My five-year-old son is learning to read. Like all Kiwi new entrants who are learning to read, he’s starting with sight words: “The”, “my”, “like”, and so on. We’ve made flash cards and every night we go over them together. If he can’t remember a word, he says, “Don’t know.” He doesn’t even try to sound them out. That is, until the other day, when his new literacy skills nearly got me into trouble.
You see, it was my 29th birthday (again), and I received a funny card which happened to have a rude word on it. A rude word beginning with F.
Yes, I know, I’m supposed to be a good role model and swearing is uncouth and little pitchers have big ears and all that. But I’m a journalist and if you’ve ever been in a busy newsroom with other journalists, you’d know that swearing is practically an Olympic sport. I’m not going to pretend I’ve never cursed. Don’t you pretend either. (And if you haven’t said it out loud, I guarantee that as a parent, you’ve thought in curse words sometimes.)
So, thinking to myself that Master Five can’t read anyway, and Miss 11 knows that she’s not allowed to swear until she’s 18 (and then she can say all the rude words she wants to, until she’s blue in the face), I left this funny card with the rude word on it sitting on the kitchen bench for my husband to see. And along came Master Five, who decided that day was the day to start sounding words out.

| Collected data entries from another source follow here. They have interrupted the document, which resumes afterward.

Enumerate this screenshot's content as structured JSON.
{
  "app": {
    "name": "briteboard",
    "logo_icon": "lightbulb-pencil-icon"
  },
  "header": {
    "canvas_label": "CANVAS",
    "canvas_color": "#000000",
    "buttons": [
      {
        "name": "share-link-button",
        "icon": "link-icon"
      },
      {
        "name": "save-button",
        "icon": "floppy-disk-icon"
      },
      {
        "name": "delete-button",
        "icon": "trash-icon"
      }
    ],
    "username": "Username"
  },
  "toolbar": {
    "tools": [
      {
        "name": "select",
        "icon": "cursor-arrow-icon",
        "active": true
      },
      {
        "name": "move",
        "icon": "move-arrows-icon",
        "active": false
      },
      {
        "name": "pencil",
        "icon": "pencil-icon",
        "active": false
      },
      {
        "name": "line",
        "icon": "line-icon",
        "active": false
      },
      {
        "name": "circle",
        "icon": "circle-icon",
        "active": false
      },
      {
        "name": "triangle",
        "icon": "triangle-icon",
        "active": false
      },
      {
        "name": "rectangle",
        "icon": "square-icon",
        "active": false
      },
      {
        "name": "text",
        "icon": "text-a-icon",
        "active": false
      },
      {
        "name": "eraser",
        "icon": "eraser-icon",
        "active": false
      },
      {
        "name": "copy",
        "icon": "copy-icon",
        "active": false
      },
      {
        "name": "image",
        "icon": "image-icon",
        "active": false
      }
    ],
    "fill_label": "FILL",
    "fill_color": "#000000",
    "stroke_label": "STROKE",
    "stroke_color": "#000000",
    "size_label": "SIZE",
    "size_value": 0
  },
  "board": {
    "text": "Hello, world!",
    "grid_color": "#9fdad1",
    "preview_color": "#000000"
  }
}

“J-j-j, uh-uh-uh, st-st-st, juh-st, just…” he began, and from my spot on the lounge sofa, I called out, “Oh, well done, are you sounding out words?”
“Yup,” he replied. “I know the next word. It’s ‘y-y-you!'”
“Great job,” I praised, turning a page in my own book. “What are you reading?”
“Oh, just this card here on the bench,” he replied. “The next word is ‘f-f-f, uh-uh-uh…'”
I tossed my book aside, leapt up from the sofa, tore across the lounge, and whipped the card from his hands before he could get any further. Up to the top of the bookshelf it went, and Master Five, perplexed and annoyed, said, “Hey! I was reading that!”
“Yes, and you were doing a great job!” I said brightly. “Now, how about some leftover birthday cake?”
What I’m reading this week: The Sun Is Also A Star, by Nicola Yoon (Corgi Childrens $23)
The plot of this novel could be ripped from the headlines. Natasha and her family are undocumented immigrants only 12 hours away from being deported back to Jamaica, a country she and her brother Peter don’t know at all. Daniel is the “good son” of hard-working Korean immigrants, whose older brother Charlie has just upset their parents’ dreams by getting kicked out of Harvard. Told in alternating chapters from the points of view of Natasha and Daniel, with interludes from other people they meet, the two forge an unlikely friendship that turns into romance. Their intense half-day together could end in so many different ways, depending on the whims and choices of the people around them. Heartbreaking and compelling, I couldn’t put it down, and the ending made me cry because it was just perfect.